Era Broncalo. Sonreía como la mitad de un melón e iba seguido por unos cuantos tripulantes. Broncalo cruzó lentamente la sala del trono contemplando los frescos y los tapices. El hecho de que fuera Broncalo y no otra persona hacía muy probable que estuviera calculando cuánto podían valer, y cuando se detuvo delante del trono ya había dibujado dos rayas debajo del total.

—Muy bonito —dijo, resumiendo miles de años de acumulación arquitectónica en cuatro sílabas—. Ha ocurrido algo increíble, ¿sabes? Es tan increíble que no lo adivinarías ni en un siglo. Verás, estábamos navegando junto a la costa y de repente apareció un río.
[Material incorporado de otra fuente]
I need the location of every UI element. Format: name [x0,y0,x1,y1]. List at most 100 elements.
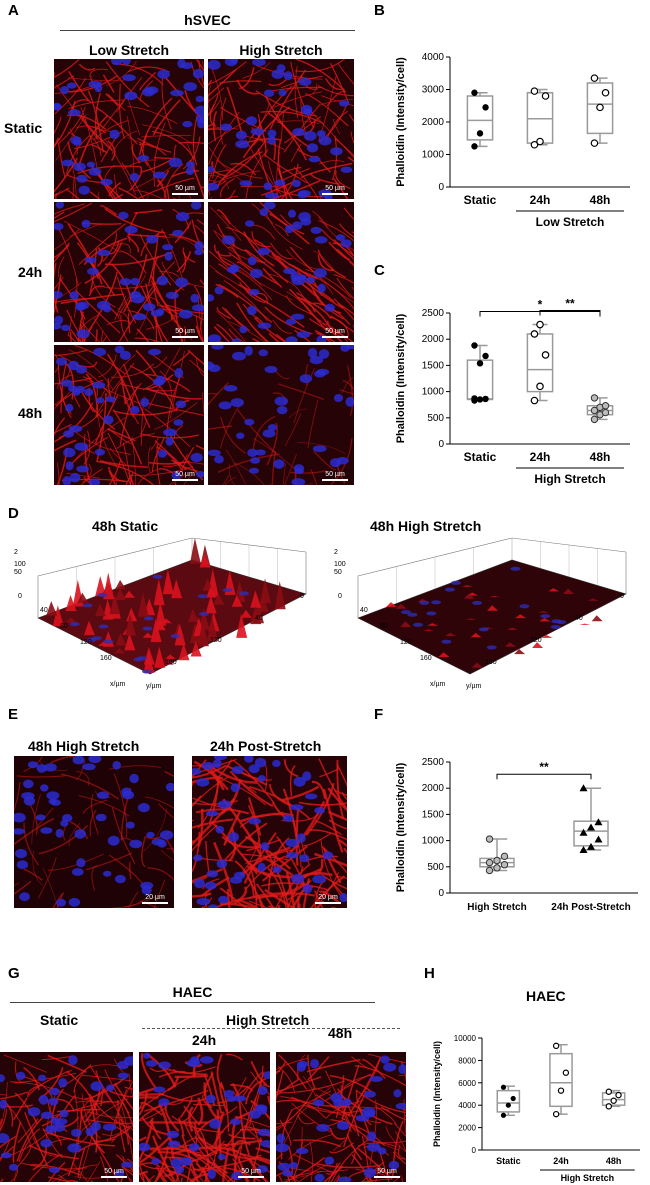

Antes había acantilados, y un momento después allí estaba el río. «Qué extraño», pensé yo. «Apuesto a que el viejo Teppic anda por ahí y que esto es cosa suya…»

—¿Dónde está Ptraci?

—Sabía que te habías quejado de que echabas en falta las pequeñas comodidades domésticas de AnkhMorpork, así que te hemos traído esta alfombra.
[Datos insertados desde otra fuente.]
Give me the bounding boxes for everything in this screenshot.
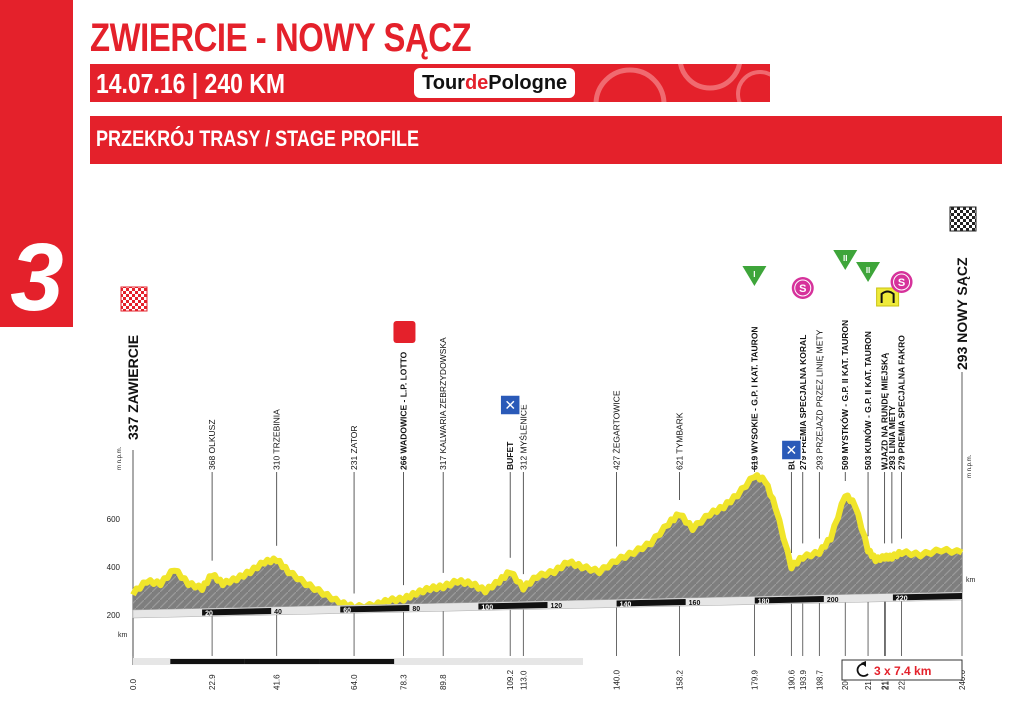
- x-unit-label-left: km: [118, 632, 128, 639]
- km-ruler-segment: [478, 602, 548, 610]
- sprint-symbol: S: [799, 283, 806, 295]
- km-tick-label: 20: [205, 611, 213, 618]
- circuit-note-text: 3 x 7.4 km: [874, 664, 931, 678]
- start-label: 337 ZAWIERCIE: [125, 335, 141, 440]
- stage-number-badge: 3: [0, 0, 73, 327]
- place-label: BUFET: [505, 441, 515, 470]
- finish-flag-icon: [949, 206, 977, 232]
- km-tick-label: 100: [481, 605, 493, 612]
- km-tick-label: 140: [620, 602, 632, 609]
- y-tick-label: 200: [107, 611, 121, 620]
- place-label: 619 WYSOKIE - G.P. I KAT. TAURON: [749, 326, 759, 470]
- km-position-label: 89.8: [439, 674, 448, 690]
- km-tick-label: 220: [896, 596, 908, 603]
- km-ruler-segment: [892, 593, 962, 601]
- terrain-area: [133, 475, 962, 610]
- km-position-label: 179.9: [750, 669, 759, 690]
- circuit-note-box: [841, 659, 963, 681]
- sprint-icon-ring: [794, 279, 812, 297]
- km-position-label: 113.0: [519, 670, 528, 690]
- place-label: 317 KALWARIA ZEBRZYDOWSKA: [438, 337, 448, 470]
- stage-number: 3: [10, 224, 64, 331]
- stage-date-distance: 14.07.16 | 240 KM: [96, 68, 285, 99]
- place-label: 293 PRZEJAZD PRZEZ LINIĘ METY: [814, 329, 824, 470]
- place-label: 368 OLKUSZ: [207, 419, 217, 470]
- y-tick-label: 600: [107, 515, 121, 524]
- km-ruler-segment: [616, 599, 686, 607]
- place-label: WJAZD NA RUNDĘ MIEJSKĄ: [880, 353, 890, 470]
- elevation-line: [130, 472, 964, 612]
- stage-profile-header: PRZEKRÓJ TRASY / STAGE PROFILE: [90, 116, 1002, 164]
- place-label: 312 MYŚLENICE: [517, 404, 528, 470]
- km-tick-label: 120: [551, 603, 563, 610]
- mountain-category: II: [866, 266, 870, 275]
- place-label: 509 MYSTKÓW - G.P. II KAT. TAURON: [839, 320, 850, 470]
- place-label: 293 LINIA METY: [887, 405, 897, 470]
- x-unit-label-right: km: [966, 577, 976, 584]
- km-ruler-segment: [754, 596, 824, 604]
- mountain-prime-icon: [856, 262, 881, 282]
- km-position-label: 193.9: [799, 669, 808, 690]
- circuit-arch-icon: [880, 290, 895, 303]
- km-tick-label: 200: [827, 597, 839, 604]
- circuit-note: 3 x 7.4 km: [841, 659, 963, 681]
- place-label: 427 ŻEGARTOWICE: [612, 390, 622, 470]
- km-position-label: 64.0: [350, 674, 359, 690]
- km-position-label: 78.3: [399, 674, 408, 690]
- place-label: 621 TYMBARK: [674, 412, 684, 470]
- mountain-prime-icon: [833, 250, 858, 270]
- finish-label: 293 NOWY SĄCZ: [954, 257, 970, 370]
- feed-zone-icon: [499, 394, 521, 416]
- route-markers: ✕ I ✕ S II II S: [120, 206, 977, 461]
- place-labels: 368 OLKUSZ 310 TRZEBINIA 231 ZATOR 266 WADO…: [125, 257, 970, 594]
- place-label: 231 ZATOR: [349, 425, 359, 470]
- place-label: 279 PREMIA SPECJALNA KORAL: [798, 335, 808, 470]
- km-position-label: 22.9: [208, 674, 217, 690]
- km-position-label: 0.0: [129, 678, 138, 690]
- km-position-label: 158.2: [675, 669, 684, 690]
- km-tick-label: 160: [689, 600, 701, 607]
- bonus-sprint-icon: [393, 321, 416, 343]
- km-tick-label: 180: [758, 599, 770, 606]
- lower-ruler-segment: [244, 659, 320, 664]
- km-position-label: 109.2: [506, 669, 515, 690]
- km-tick-label: 80: [412, 606, 420, 613]
- stage-info-bar: 14.07.16 | 240 KM TourdePologne: [90, 64, 770, 102]
- lower-ruler-segment: [170, 659, 245, 664]
- mountain-category: II: [843, 254, 847, 263]
- start-flag-icon: [120, 286, 148, 312]
- loop-arrow-icon: [856, 663, 869, 677]
- mountain-category: I: [753, 270, 755, 279]
- km-position-label: 198.7: [815, 669, 824, 690]
- km-ruler-segment: [340, 605, 410, 613]
- feed-zone-symbol: ✕: [504, 397, 516, 413]
- place-label: 503 KUNÓW - G.P. II KAT. TAURON: [862, 331, 873, 470]
- lower-ruler-segment: [319, 659, 395, 664]
- sprint-symbol: S: [898, 277, 905, 289]
- km-tick-label: 40: [274, 609, 282, 616]
- y-tick-label: 400: [107, 563, 121, 572]
- stage-title: ZWIERCIE - NOWY SĄCZ: [90, 16, 472, 60]
- tour-de-pologne-logo: TourdePologne: [416, 70, 574, 96]
- km-position-label: 190.6: [787, 669, 796, 690]
- place-label: 279 PREMIA SPECJALNA FAKRO: [897, 335, 907, 470]
- km-position-label: 140.0: [613, 669, 622, 690]
- place-label: 310 TRZEBINIA: [272, 409, 282, 470]
- km-ruler-segment: [202, 608, 272, 616]
- feed-zone-symbol: ✕: [785, 442, 797, 458]
- terrain-layer: [130, 472, 964, 665]
- stage-profile-label: PRZEKRÓJ TRASY / STAGE PROFILE: [96, 126, 420, 151]
- sprint-icon-ring: [893, 273, 911, 291]
- y-axis-label-right: m n.p.m.: [967, 454, 973, 478]
- y-axis-label-left: m n.p.m.: [117, 446, 123, 470]
- mountain-prime-icon: [742, 266, 767, 286]
- loop-arrowhead-icon: [861, 661, 866, 667]
- place-label: 266 WADOWICE - L.P. LOTTO: [398, 351, 408, 470]
- km-position-label: 41.6: [273, 674, 282, 690]
- decorative-arcs-icon: [593, 64, 770, 102]
- km-tick-label: 60: [343, 608, 351, 615]
- feed-zone-icon: [780, 439, 803, 461]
—Te he preguntado que dónde está Ptraci.

Los tripulantes se hicieron a un lado revelando a un Alfonzo muy risueño que cortó las cuerdas que mantenían enrollada la alfombra y la sacudió para extenderla.

La alfombra se desenrolló velozmente sobre el suelo envuelta en un torbellino compuesto por pelusas, polillas y, finalmente, Ptraci, quien siguió rodando hasta que su cabeza chocó con la puntera de una de las botas de Teppic.
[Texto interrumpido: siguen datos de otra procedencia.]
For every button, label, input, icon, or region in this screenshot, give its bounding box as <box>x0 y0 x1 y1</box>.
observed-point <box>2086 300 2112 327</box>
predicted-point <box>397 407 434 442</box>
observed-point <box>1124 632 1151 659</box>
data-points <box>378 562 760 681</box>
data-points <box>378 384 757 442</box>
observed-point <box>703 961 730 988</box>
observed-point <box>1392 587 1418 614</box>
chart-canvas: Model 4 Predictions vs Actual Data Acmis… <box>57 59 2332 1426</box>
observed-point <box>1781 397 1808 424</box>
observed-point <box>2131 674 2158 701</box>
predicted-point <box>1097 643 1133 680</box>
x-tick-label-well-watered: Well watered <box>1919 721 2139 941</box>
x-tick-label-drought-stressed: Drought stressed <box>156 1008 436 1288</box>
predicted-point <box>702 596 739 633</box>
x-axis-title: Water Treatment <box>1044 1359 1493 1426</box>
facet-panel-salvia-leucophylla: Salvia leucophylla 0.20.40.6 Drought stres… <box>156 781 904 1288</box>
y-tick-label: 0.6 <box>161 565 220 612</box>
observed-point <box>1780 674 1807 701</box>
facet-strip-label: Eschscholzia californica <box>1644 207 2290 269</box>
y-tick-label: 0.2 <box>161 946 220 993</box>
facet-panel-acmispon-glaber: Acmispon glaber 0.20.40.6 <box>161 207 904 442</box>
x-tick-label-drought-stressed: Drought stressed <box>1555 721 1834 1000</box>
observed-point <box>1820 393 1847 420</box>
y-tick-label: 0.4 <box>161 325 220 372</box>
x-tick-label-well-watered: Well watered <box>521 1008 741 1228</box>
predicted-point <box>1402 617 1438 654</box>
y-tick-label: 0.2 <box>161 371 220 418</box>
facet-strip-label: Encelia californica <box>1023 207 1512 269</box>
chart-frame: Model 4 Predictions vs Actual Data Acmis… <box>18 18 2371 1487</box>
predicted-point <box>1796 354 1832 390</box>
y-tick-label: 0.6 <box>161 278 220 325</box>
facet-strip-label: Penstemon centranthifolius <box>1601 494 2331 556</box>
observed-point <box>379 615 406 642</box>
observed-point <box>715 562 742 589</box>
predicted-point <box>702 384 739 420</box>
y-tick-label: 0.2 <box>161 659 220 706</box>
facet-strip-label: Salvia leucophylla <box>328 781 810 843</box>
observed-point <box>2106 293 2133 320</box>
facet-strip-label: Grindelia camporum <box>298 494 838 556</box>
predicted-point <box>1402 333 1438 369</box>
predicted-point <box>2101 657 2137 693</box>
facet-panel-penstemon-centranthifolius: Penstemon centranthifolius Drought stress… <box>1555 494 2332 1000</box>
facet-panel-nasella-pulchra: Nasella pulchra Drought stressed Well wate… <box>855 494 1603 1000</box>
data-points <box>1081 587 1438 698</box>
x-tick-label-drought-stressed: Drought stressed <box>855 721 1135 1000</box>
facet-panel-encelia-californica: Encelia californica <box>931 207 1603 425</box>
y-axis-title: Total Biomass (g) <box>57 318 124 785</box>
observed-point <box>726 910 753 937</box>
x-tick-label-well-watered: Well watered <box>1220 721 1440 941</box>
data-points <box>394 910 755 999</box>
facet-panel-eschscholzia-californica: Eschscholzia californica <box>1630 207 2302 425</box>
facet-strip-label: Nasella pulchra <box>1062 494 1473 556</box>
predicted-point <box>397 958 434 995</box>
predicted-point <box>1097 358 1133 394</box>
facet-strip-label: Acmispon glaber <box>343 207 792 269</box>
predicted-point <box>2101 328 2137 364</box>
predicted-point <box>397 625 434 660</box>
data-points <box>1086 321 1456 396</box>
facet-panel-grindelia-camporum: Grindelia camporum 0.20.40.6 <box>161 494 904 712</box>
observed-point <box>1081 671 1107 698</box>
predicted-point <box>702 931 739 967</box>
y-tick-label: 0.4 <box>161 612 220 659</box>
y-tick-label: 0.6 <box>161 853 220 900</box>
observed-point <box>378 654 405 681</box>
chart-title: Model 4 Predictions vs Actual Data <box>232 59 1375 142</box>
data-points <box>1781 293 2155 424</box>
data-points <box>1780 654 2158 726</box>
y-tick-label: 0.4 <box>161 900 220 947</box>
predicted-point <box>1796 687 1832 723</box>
Teppic la ayudó a levantarse e intentó quitarle las pelusas de la cabellera mientras Ptraci se tambaleaba hacia atrás y hacia adelante. Ptraci acabó logrando recuperar el equilibrio, le ignoró y se volvió hacia Broncalo con el rostro enrojecido por la furia y la falta de aire.

—¡Podría haber muerto ahí dentro! —gritó—. ¡Y a juzgar por el olor mi muerte no habría sido la primera! ¡Y el calor…!

—Dijiste que a la Reina… ¿Cómo se llamaba? Ah, sí, dijiste que en el caso de la Reina Ram-Jam-Hurrah funcionó, ¿verdad? —replicó Broncalo—. No me eches la culpa. En casa lo habitual es regalar un collar o algo por el estilo.

—Apuesto a que ella tenía una alfombra decente —dijo secamente Ptraci—, no un horror polvoriento que se ha pasado seis meses metido dentro de una maldita bodega.

—Oye, da gracias de que hubiera una alfombra a bordo —replicó Broncalo sin perder la calma—. Después de todo fuiste tú quien tuvo la idea, ¿no?

—Eh… —murmuró Ptraci, y se volvió hacia Teppic—. Hola —dijo—. Se suponía que esto iba a ser una sorpresa asombrosamente original.

—Pues lo ha sido —dijo Teppic con fervor—. Oh, sí, te aseguro que lo ha sido.

Broncalo estaba tumbado en un diván en la espaciosa terraza del palacio mientras tres doncellas se turnaban en la tarea de pelarle granos de uva. Un jarro de cerveza puesto a la sombra se enfriaba junto a él. Broncalo sonreía afablemente.

Alfonzo yacía de bruces sobre una manta y se sentía extremadamente incómodo. La Señora de las Mujeres había descubierto que aparte de los tatuajes de sus antebrazos su espalda era un auténtico manual ilustrado que contenía toda la historia de las prácticas exóticas y había hecho acudir a las chicas para que pudieran ampliar su educación. Alfonzo torcía el gesto ocasionalmente cuando el puntero indicaba algo particularmente interesante, y se había metido un dedo en cada oreja para no oír las risitas.

Teppic y Ptraci estaban al otro extremo de la terraza. El resto de los presentes no había tenido necesidad de hablar para ponerse de acuerdo en que era mejor dejarles solos. Las cosas no iban muy bien entre ellos.